# [Review] Overview of Multi-Agent Learning

November 3, 2018 · 7 minute read

# Multiagent Learning: Basics, Challenges and Prospects

K. Tuyls, G. Weiss, Maastricht University, AAAI AI Magazine, Fall 2012, 41-52

Article was presented in class here

## Aims of the paper

This article serves as an introduction to the field of multi-agent learning (MAL) for a reader who is familiar with basic machine learning techniques and game theory, i.e. somebody who is in a technical field but outside of MAL specifically. The article looks to do several things:

• Introduce basic concepts in MAL, including mathematics and foundational ideas
• Provide a historical summary of previous developments in MAL
• Identify challenges in the field of MAL
• Identify promising future research avenues

In doing so it seeks to ready the reader for reading and understanding literature in the field. It is worth noting that this is the perspective from 2012.

## Paper Summary

The starting point is the definition of a Multi-Agent System

A Multi-Agent System (MAS) is a distributed system of independent agents which cooperate or compete to achieve a certain objective.

From which we focus specifically on Multi-Agent Learning which is the integration of machine learning and design of distributed algorithms to create a network of adaptive agents.

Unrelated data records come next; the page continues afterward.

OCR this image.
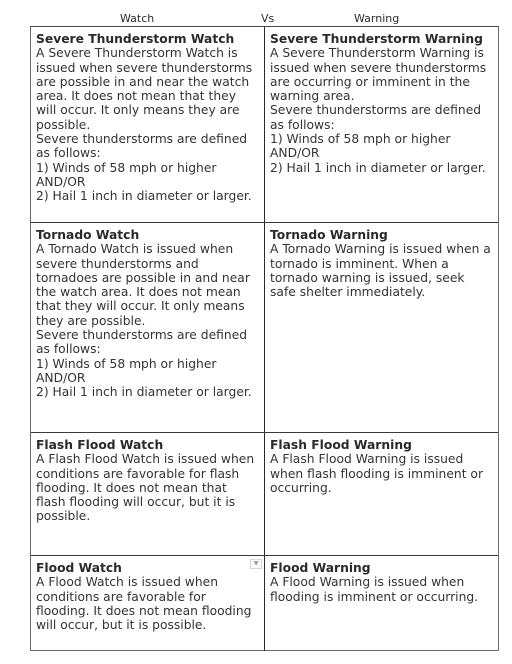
Watch	Vs	Warning
Severe Thunderstorm Watch
A Severe Thunderstorm Watch is issued when severe thunderstorms are possible in and near the watch area. It does not mean that they will occur. It only means they are possible.
Severe thunderstorms are defined as follows:
1) Winds of 58 mph or higher
AND/OR
2) Hail 1 inch in diameter or larger.
Severe Thunderstorm Warning
A Severe Thunderstorm Warning is issued when severe thunderstorms are occurring or imminent in the warning area.
Severe thunderstorms are defined as follows:
1) Winds of 58 mph or higher
AND/OR
2) Hail 1 inch in diameter or larger.
Tornado Watch
A Tornado Watch is issued when severe thunderstorms and tornadoes are possible in and near the watch area. It does not mean that they will occur. It only means they are possible.
Severe thunderstorms are defined as follows:
1) Winds of 58 mph or higher
AND/OR
2) Hail 1 inch in diameter or larger.
Tornado Warning
A Tornado Warning is issued when a tornado is imminent. When a tornado warning is issued, seek safe shelter immediately.
Flash Flood Watch
A Flash Flood Watch is issued when conditions are favorable for flash flooding. It does not mean that flash flooding will occur, but it is possible.
Flash Flood Warning
A Flash Flood Warning is issued when flash flooding is imminent or occurring.
▼
Flood Watch
A Flood Watch is issued when conditions are favorable for flooding. It does not mean flooding will occur, but it is possible.
Flood Warning
A Flood Warning is issued when flooding is imminent or occurring.
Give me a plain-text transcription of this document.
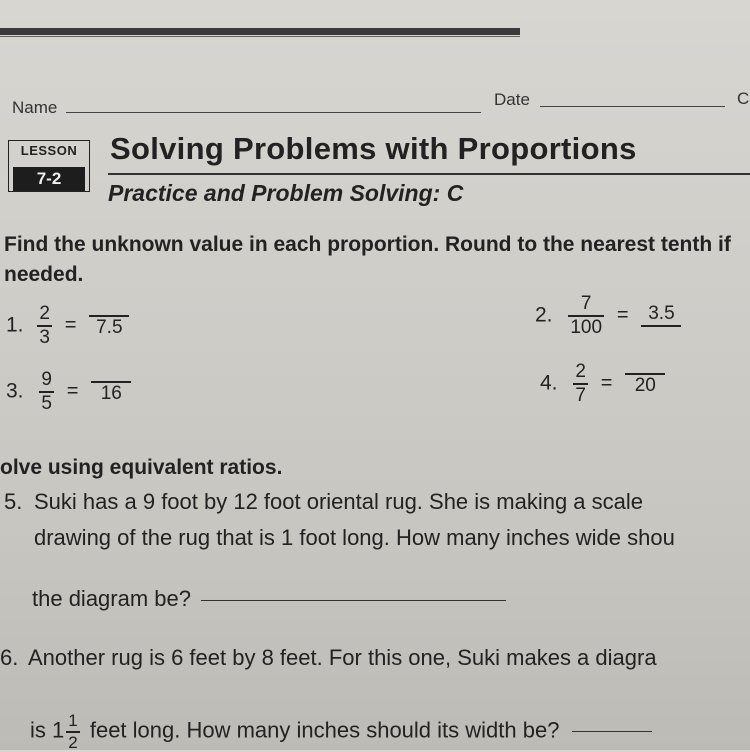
Name	Date	C
LESSON
7-2
Solving Problems with Proportions
Practice and Problem Solving: C
Find the unknown value in each proportion. Round to the nearest tenth if needed.
1. $\frac{2}{3} = 7.5$
2. $\frac{7}{100} = 3.5$
3. $\frac{9}{5} = 16$	4. $\frac{2}{7} = 20$
olve using equivalent ratios.
5. Suki has a 9 foot by 12 foot oriental rug. She is making a scale
drawing of the rug that is 1 foot long. How many inches wide shou
the diagram be?
6. Another rug is 6 feet by 8 feet. For this one, Suki makes a diagra
is $1 \frac{1}{2}$ feet long. How many inches should its width be?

This is important as it provides a link between machine learning and MAS.

### Reinforcement Learning: MDPs and Markov Games

Following the definition, a very concise but useful overview is given of the formal setting for learning in MAL. Most MAL systems follow a reinforcement Learning and/or game theory approach.

An intuitive explanation is given with the analogy of a dog and learned behaviour. This is formalised for the single agent as a Markov Decision Process or MDP. An MDP represents a sequence of decisions for fully observable worlds which, most importantly, follow the Markov Property which is that states $s$ depend only on the previous state $s_{t-1}$ and no other. An MDP can be represented as a tuple of $(S, A, T, R)$ which are the set of states; set of actions; a Transition Function $T:S \times A \times S \rightarrow [0, 1]$ which is the probability of ending in a given state $s’$ after taking an action $a$ in state $s$ which ends up return a reward $r$ for being in a state $s’$. The aim, or learning task is to find a policy $\pi:S \rightarrow S$ or a set of actions to take at each state such that we get the maximal expected future reward, which is known as the value of the policy $V^{\pi}$. This value can found iteratively through the Bellman Equation

$$V^{\pi}(s, t+1) = R(s) + \sum_{s’\in S} T(s, \pi(s), s’) V^{\pi}(s’, t)$$

When the environment is unknown, we can instead use Q-learning which aims to estimate the value of state-action pairs $Q^\pi (S,A)$ directly instead of the value of each state $V^\pi(s)$. Again the Bellman Equation can be applied for iterative learning updates.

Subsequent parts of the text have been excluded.